Ancak AKP’nin bütün bu yıllarda topluma anlattığı öykünün merkezinde ‘millet iradesi’ var. Üzerine koyduğu ‘ekonomi mucizesi’ yanılsaması darmadağın olmuş durumda. Bu nedenle AKP’nin ‘seçimsiz’ yapması mümkün değil. Ya da şöyle söyleyeyim: AKP Türkiye’yi seçimsiz yönetebilecek güçte değil.”

“Seçim sonuçlarını tanımamak aynı sonucu vermiyor mu” sorusu üzerine Okuyan, şunları kaydetti:

“TÜRKİYE’DE SEÇİM SİSTEMİ ADALETSİZLİK, EŞİTSİZLİK ÜZERİNE KURULU”

“Elbette ama sürdürülebilir değil bu. Bir yere bağlanmak zorunda. Bakın, Türkiye’de seçim sistemi adaletsizlik, eşitsizlik üzerine kurulu. Siyasi Partiler Yasası dökülüyor. Dökülüyor ama bir mantığı var elbette. Emekçilerin siyaset yapma hakkının ellerinden alınması, parlamentonun işçi sınıfına kapatılması. YSK, hatta RTÜK gibi kurumlara verilen yetkiler, bunların işleyişi. ‘Bütün bunlar normaldi şimdi AKP oyunbozanlık ediyor’ diye bir şey yok. AKP bu zeminde olabilecek en uç şeyleri yapmaya başladı. Israr ediyoruz, bu zeminin kendisi sorgulanmalı, diğeri kendimizi ve halkı kandırmak olur.”

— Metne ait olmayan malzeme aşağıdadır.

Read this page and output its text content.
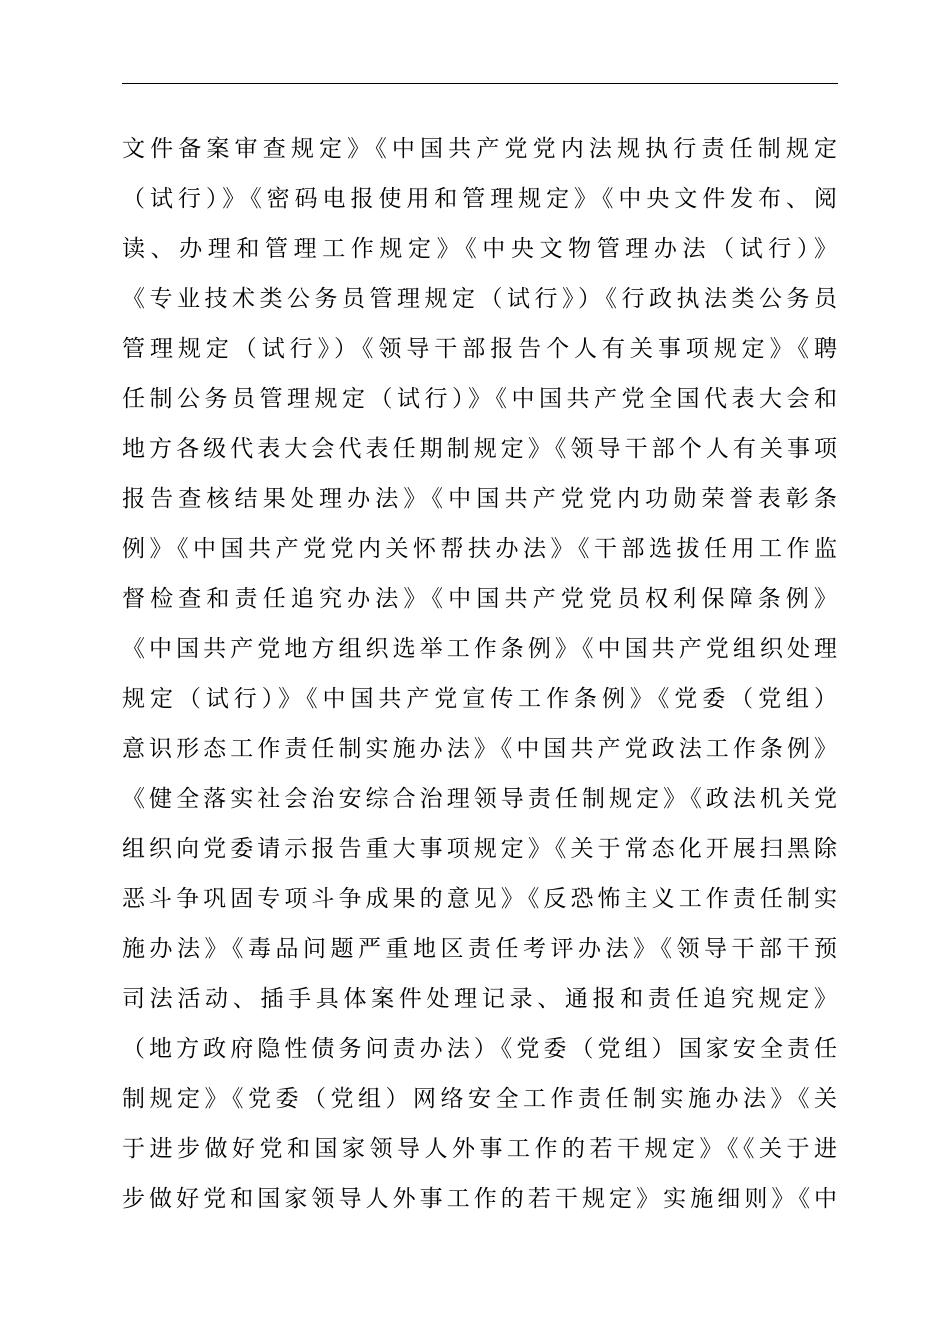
文件备案审查规定》《中国共产党党内法规执行责任制规定
（试行）》《密码电报使用和管理规定》《中央文件发布、阅
读、办理和管理工作规定》《中央文物管理办法（试行）》
《专业技术类公务员管理规定（试行》）《行政执法类公务员
管理规定（试行》）《领导干部报告个人有关事项规定》《聘
任制公务员管理规定（试行）》《中国共产党全国代表大会和
地方各级代表大会代表任期制规定》《领导干部个人有关事项
报告查核结果处理办法》《中国共产党党内功勋荣誉表彰条
例》《中国共产党党内关怀帮扶办法》《干部选拔任用工作监
督检查和责任追究办法》《中国共产党党员权利保障条例》
《中国共产党地方组织选举工作条例》《中国共产党组织处理
规定（试行）》《中国共产党宣传工作条例》《党委（党组）
意识形态工作责任制实施办法》《中国共产党政法工作条例》
《健全落实社会治安综合治理领导责任制规定》《政法机关党
组织向党委请示报告重大事项规定》《关于常态化开展扫黑除
恶斗争巩固专项斗争成果的意见》《反恐怖主义工作责任制实
施办法》《毒品问题严重地区责任考评办法》《领导干部干预
司法活动、插手具体案件处理记录、通报和责任追究规定》
（地方政府隐性债务问责办法）《党委（党组）国家安全责任
制规定》《党委（党组）网络安全工作责任制实施办法》《关
于进步做好党和国家领导人外事工作的若干规定》《《关于进
步做好党和国家领导人外事工作的若干规定》实施细则》《中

Okuyan’ın “CHP’nin İstanbul İl Başkanlığı’na Gürsel Tekin’in atanmasında amaç ne olabilir” sorusuna ise şu yanıtı verdi:

“AKP, CHP’Yİ DE YÖNETME SEVDASINDA”

“Konunun iki boyutu var. Birincisi AKP, CHP’deki iç gerilimleri derinleştirip, olası bir seçimde 2-3 puanlık ek bir tahribat yaratmak istiyor. İkincisi, AKP her şeye sahip olmak isteyen, her şeyi yönetmek isteyen bir parti. CHP’yi de yönetme sevdasındalar. Kimileri burada devlet aklının devreye girdiğini ve CHP’nin çizgisine dönük bir müdahale olduğunu söylüyor. Bu çabaları ‘tarihsel bir dönüşüm’ olarak lanse edenler var.
‘İmamoğlu’nu devlet istemiyor’ lafını çok duyduk. Bunun nedenlerine ilişkin de çok şey konuşuldu. Böyle bir yaklaşım olmadığını söyleyemeyiz ama burada sorun, hangi devlet? AKP’deki kanatların, hiziplerin, tarikatların hepsinin devlette karşılığı var. Şu doğru, bu hizipler CHP’deki hiziplerle de etkileşim içinde. İktidar ile muhalefet arasındaki geçişkenlik yalnızca milletvekili transferlerinden ibaret değil ki!
Açık söylemek gerekirse bugün birbiriyle çekişme ve rekabet halinde olan kanatların her biri kendini ‘devlet aklı’ olarak gösterme ve bu sayede psikolojik üstünlük elde etme peşinde. Herkesin üstünde bir ‘devlet aklı’ olduğunu düşünmüyorum. Bazı dönemlerde bu belirgin bir biçimde gözlenebiliyordu. Şu sıralar hayır. Ayrıca CHP İstanbul İl Binası önünde ve içindeki görüntüler bir ‘akıl’a işaret etmiyor.”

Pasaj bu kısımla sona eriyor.